Avez-vous été surpris que Brigitte Bardot vous connaisse et s’en prenne de façon virulente contre votre action dans le domaine du bien-être animal ?

"S’il y a 30 ans, lorsque j’en avais 20, on m’avait dit qu’un jour Brigitte Bardot citerait mon nom, je ne l’aurai pas cru. Le qualificatif qu’elle ajoute (NdlR : dégueulasse) est un peu plus problématique. Ce qu’elle n’a peut-être pas compris, c’est qu’il n’est évidemment pas interdit d’acheter des chevaux pour les sauver de l’abattoir. C’est légal et autorisé. Mais ce n’est pas parce qu’on fait cela que l’on a droit au statut de refuge."

Quel est le problème avec le statut de refuge ?

"En 2007, à la demande des associations de protection des animaux, Laurette Onkelinx avait défini dans une loi ce qu’est un refuge parce qu’à l’époque, ça partait dans tous les sens. Au regard de l’arrêté royal de 2007, l’activité principale d’un refuge pour animaux est d’accueillir les animaux perdus, abandonnés, négligés, saisis ou confisqués. Brigitte Bardot est marraine d’une association couvinoise qui rachète des chevaux à des marchands, dans les abattoirs, pour éviter qu’ils ne soient abattus. Et cette structure estime depuis longtemps avoir le droit d’obtenir le statut de refuge. Je n’ai rien contre cette association qui fait un travail tout à fait estimable, mais en l’état, pour qu’elle devienne un refuge, il faudrait modifier la législation de 2007 parce que le rachat d’un animal est incompatible avec les critères d’un refuge. Sinon, tout chevilleur ou boucher pourrait prétendre à ce titre. Tous les refuges existant nous mettent en garde de ne pas valider à travers une définition le fait de pouvoir faire du commerce. Si on modifie la définition de 2007, un marchand sera aussi un refuge puisqu’il achète des chevaux, il les élève chez lui puis il les revend. Un manège qui achète des chevaux et qui les conserve dans sa propriété pourrait aussi bénéficier de ce statut."

Qu’est-ce qui motive cette association à vouloir obtenir ce statut de refuge ?

"Parce qu’il octroie une déductibilité fiscale et c’est pour ça que nous devons être très vigilants. Lorsque le fédéral a adopté la loi 2007 (NdlR : avant que la matière soit régionalisée lors de la sixième réforme de l’État) , il a indiqué que ceux qui avaient le statut de refuge agréé pouvait, sur la base d’un dossier, prétendre à une déductibilité fiscale. Il faut donc faire attention de ne pas ouvrir celle-ci à tout le monde."

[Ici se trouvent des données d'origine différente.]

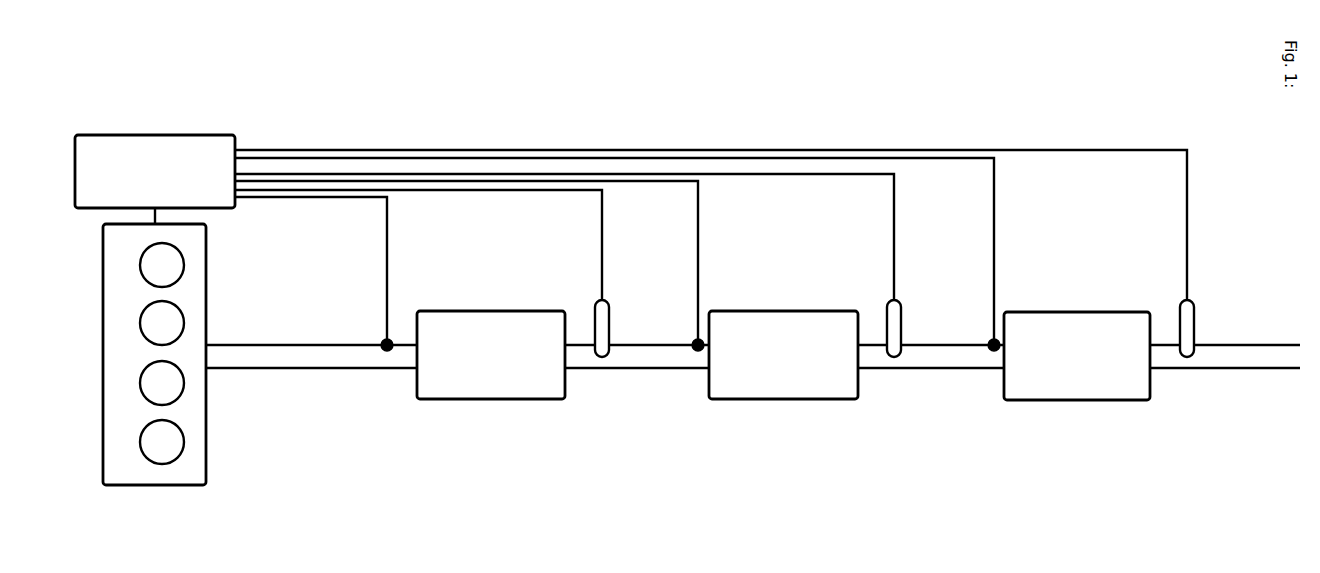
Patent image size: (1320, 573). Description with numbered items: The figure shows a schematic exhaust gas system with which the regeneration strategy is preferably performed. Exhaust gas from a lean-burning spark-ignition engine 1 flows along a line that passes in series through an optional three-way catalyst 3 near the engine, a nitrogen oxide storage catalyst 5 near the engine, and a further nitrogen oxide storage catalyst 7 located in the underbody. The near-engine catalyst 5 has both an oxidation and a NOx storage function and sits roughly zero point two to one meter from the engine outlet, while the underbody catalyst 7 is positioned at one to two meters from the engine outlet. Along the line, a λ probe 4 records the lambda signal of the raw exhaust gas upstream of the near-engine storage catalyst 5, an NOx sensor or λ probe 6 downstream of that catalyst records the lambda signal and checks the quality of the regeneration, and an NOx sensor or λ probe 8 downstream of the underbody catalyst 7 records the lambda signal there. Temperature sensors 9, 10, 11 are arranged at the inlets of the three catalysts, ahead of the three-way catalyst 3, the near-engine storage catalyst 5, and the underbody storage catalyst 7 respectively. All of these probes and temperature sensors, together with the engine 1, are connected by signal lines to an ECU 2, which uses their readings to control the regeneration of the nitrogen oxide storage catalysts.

The lean-burning spark-ignition engine 1 is at (154, 354).
The ECU 2 is at (155, 171).
The optional three-way catalyst near the engine 3 is at (491, 355).
The λ probe 4 is at (428, 273).
The nitrogen oxide storage catalyst near the engine 5 is at (783, 355).
The NOx sensor or λ probe 6 is at (573, 265).
The nitrogen oxide storage catalyst located in the underbody 7 is at (1077, 356).
The NOx sensor or λ probe 8 is at (720, 253).
The temperature sensor 9 is at (314, 274).
The temperature sensor 10 is at (469, 266).
The temperature sensor 11 is at (617, 254).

Le bien-être animal, qui fait partie de vos attributions, est-ce une matière complexe ?

"Techniquement, ce n’est pas très compliqué par rapport à d’autres compétences comme l’aménagement du territoire. Il s’agit de lutter contre la maltraitance, contre les problèmes dans les transports et les ventes d’animaux, moins d’abandons et de soutenir les refuges. Mais c’est un domaine très passionnel, pour lequel les gens s’enflamment en quelques secondes sur base d’une information. Ça nécessite de la réactivité et d’aller expliquer les choses sur le terrain."